The complainants allege that Goss was under a contract with them. not to reveal the secrets of manufacture. Goss denies this contract. We agree with the vice chancellor that the contract is established by the weight of evidence. The right of a manufacturer, whose goods are made by an unpatented secret process, to protection by injunction against the divulging of his secret in a proper case, is now established by a wellconsidered line of cases in England and in several States. The leading case is Morrison v. Moat, 9 Hare, 241, 20 L. J. Eq. 513, decided by Vice Chancellor Turner in 1851, and affirmed in Court of Appeals by Lord Cranworth, 21 L. J. Ch. 248. The principle has since been applied to cases in various aspects in the English Courts. Merryweather v. Moore (1892) 2 Ch. 518, 61 L. J. Eq. 505; Lamb v. Evans (1892) 3 Ch. 462, 61 L. J. Eq. 681, affirmed on appeal, 62 L. J. Eq. 404. A leading case

in this country is Peabody v. Norfolk, 98 Mass. 452, 96 Am. Dec. 664. In New York the principle is established in Tabor v. Hoffmann, 118 N. Y. 30, 23 N. E. 12, 16 Am. St. Rep. 740; Eastman v. Reichenback (Sup.) 20 N. Y. Supp. 110; National Gum Co. v. Braendly (Sup.) 51 N. Y. Supp. 93; Little v. Gallus (Sup.) 57 N. Y. Supp. 104; Tode v. Gross, 127 N. Y. 480, 28 N. E. 469, 13 L. R. A. 652, 24 Am. St. Rep. 475. In Michigan it was adopted in a very well-considered opinion in O. & W. Thum Co. v. Tloczynski, 114 Mich. 149, 72 N. W. 140, 38 L. R. A. 200, 68 Am. St. Rep. 469. In Pennsylvania, Fralich v. Despar, 165 Pa. 24, 30 Atl. 521. In Indiana, Westervelt v. National Paper Co., 154 Ind. 673, 57 N. E. 552. In the Federal Courts, C. T. Simmons Medical Co. v. Simmons (C. C.) 81 Fed. 163. The rule has been applied in this State in the Court of Chancery by Chancellor Runyon in Salomon v. Hertz, 40 N. J. Eq. 400, 2 Atl. 379. Salomon v. Hertz, Peabody v. Norfolk, and O. & W. Thum Co. v. Tloczynski are the leading American cases. These cases establish the principle that employees of one having a trade secret, who are under an express contract, or a contract implied from their confidential relation to their employer, not to disclose that secret, will be enjoined from divulging the same to the injury of their employer, whether before or after they have left his employ; and that other persons who induce the employee to disclose the secret, knowing of his contract not to disclose the same, or knowing that his disclosure is in violation of the confidence reposed in him by his employer, will be enjoined from making any use of the information so obtained, although they might have reached the same result independently by their own experiments or efforts. We approve the principle thus established.

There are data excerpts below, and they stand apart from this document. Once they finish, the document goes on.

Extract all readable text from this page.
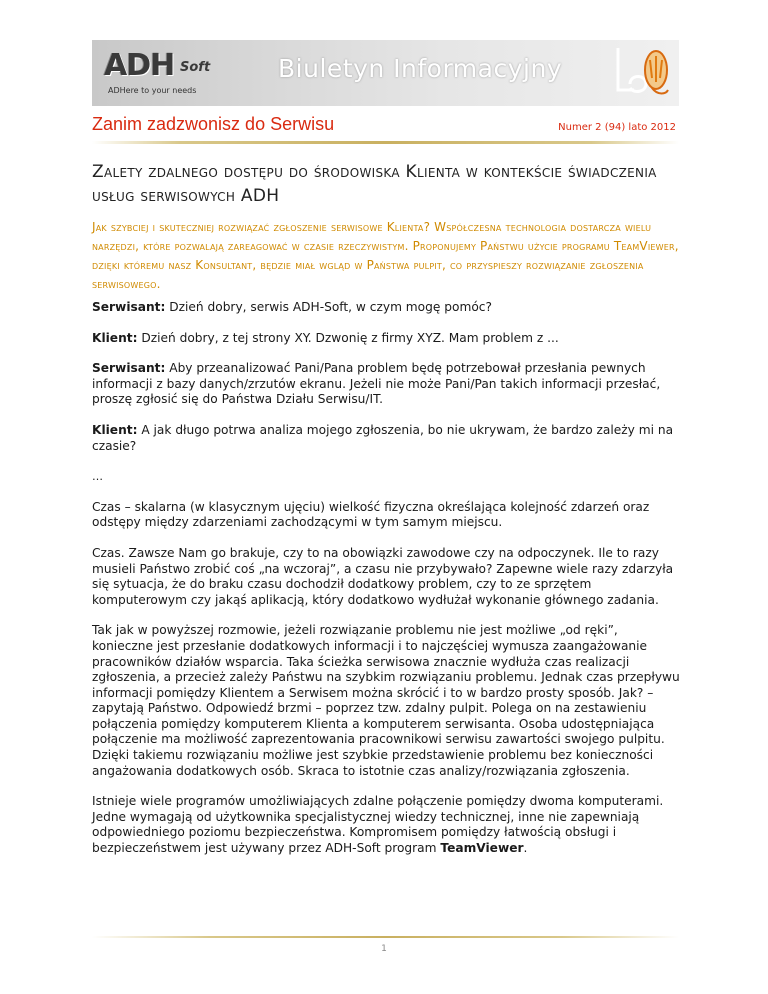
ADH Soft
ADHere to your needs
Biuletyn Informacyjny
Zanim zadzwonisz do Serwisu	Numer 2 (94) lato 2012
Zalety zdalnego dostępu do środowiska Klienta w kontekście świadczenia usług serwisowych ADH

Jak szybciej i skuteczniej rozwiązać zgłoszenie serwisowe Klienta? Współczesna technologia dostarcza wielu narzędzi, które pozwalają zareagować w czasie rzeczywistym. Proponujemy Państwu użycie programu TeamViewer, dzięki któremu nasz Konsultant, będzie miał wgląd w Państwa pulpit, co przyspieszy rozwiązanie zgłoszenia serwisowego.

Serwisant: Dzień dobry, serwis ADH-Soft, w czym mogę pomóc?

Klient: Dzień dobry, z tej strony XY. Dzwonię z firmy XYZ. Mam problem z ...

Serwisant: Aby przeanalizować Pani/Pana problem będę potrzebował przesłania pewnych informacji z bazy danych/zrzutów ekranu. Jeżeli nie może Pani/Pan takich informacji przesłać, proszę zgłosić się do Państwa Działu Serwisu/IT.

Klient: A jak długo potrwa analiza mojego zgłoszenia, bo nie ukrywam, że bardzo zależy mi na czasie?

…

Czas – skalarna (w klasycznym ujęciu) wielkość fizyczna określająca kolejność zdarzeń oraz odstępy między zdarzeniami zachodzącymi w tym samym miejscu.

Czas. Zawsze Nam go brakuje, czy to na obowiązki zawodowe czy na odpoczynek. Ile to razy musieli Państwo zrobić coś „na wczoraj”, a czasu nie przybywało? Zapewne wiele razy zdarzyła się sytuacja, że do braku czasu dochodził dodatkowy problem, czy to ze sprzętem komputerowym czy jakąś aplikacją, który dodatkowo wydłużał wykonanie głównego zadania.

Tak jak w powyższej rozmowie, jeżeli rozwiązanie problemu nie jest możliwe „od ręki”, konieczne jest przesłanie dodatkowych informacji i to najczęściej wymusza zaangażowanie pracowników działów wsparcia. Taka ścieżka serwisowa znacznie wydłuża czas realizacji zgłoszenia, a przecież zależy Państwu na szybkim rozwiązaniu problemu. Jednak czas przepływu informacji pomiędzy Klientem a Serwisem można skrócić i to w bardzo prosty sposób. Jak? – zapytają Państwo. Odpowiedź brzmi – poprzez tzw. zdalny pulpit. Polega on na zestawieniu połączenia pomiędzy komputerem Klienta a komputerem serwisanta. Osoba udostępniająca połączenie ma możliwość zaprezentowania pracownikowi serwisu zawartości swojego pulpitu. Dzięki takiemu rozwiązaniu możliwe jest szybkie przedstawienie problemu bez konieczności angażowania dodatkowych osób. Skraca to istotnie czas analizy/rozwiązania zgłoszenia.

Istnieje wiele programów umożliwiających zdalne połączenie pomiędzy dwoma komputerami. Jedne wymagają od użytkownika specjalistycznej wiedzy technicznej, inne nie zapewniają odpowiedniego poziomu bezpieczeństwa. Kompromisem pomiędzy łatwością obsługi i bezpieczeństwem jest używany przez ADH-Soft program TeamViewer.

1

We find in this case, as already stated, that an express contract between the complainants and Goss for secrecy is proved. Two questions remain: (1) Did Stone possess a secret process for the manufacture of depilatories? (2) Did the Grasselli Chemical Company obtain knowledge of that secret process from Goss under such circumstances that it should be enjoined from making use of it?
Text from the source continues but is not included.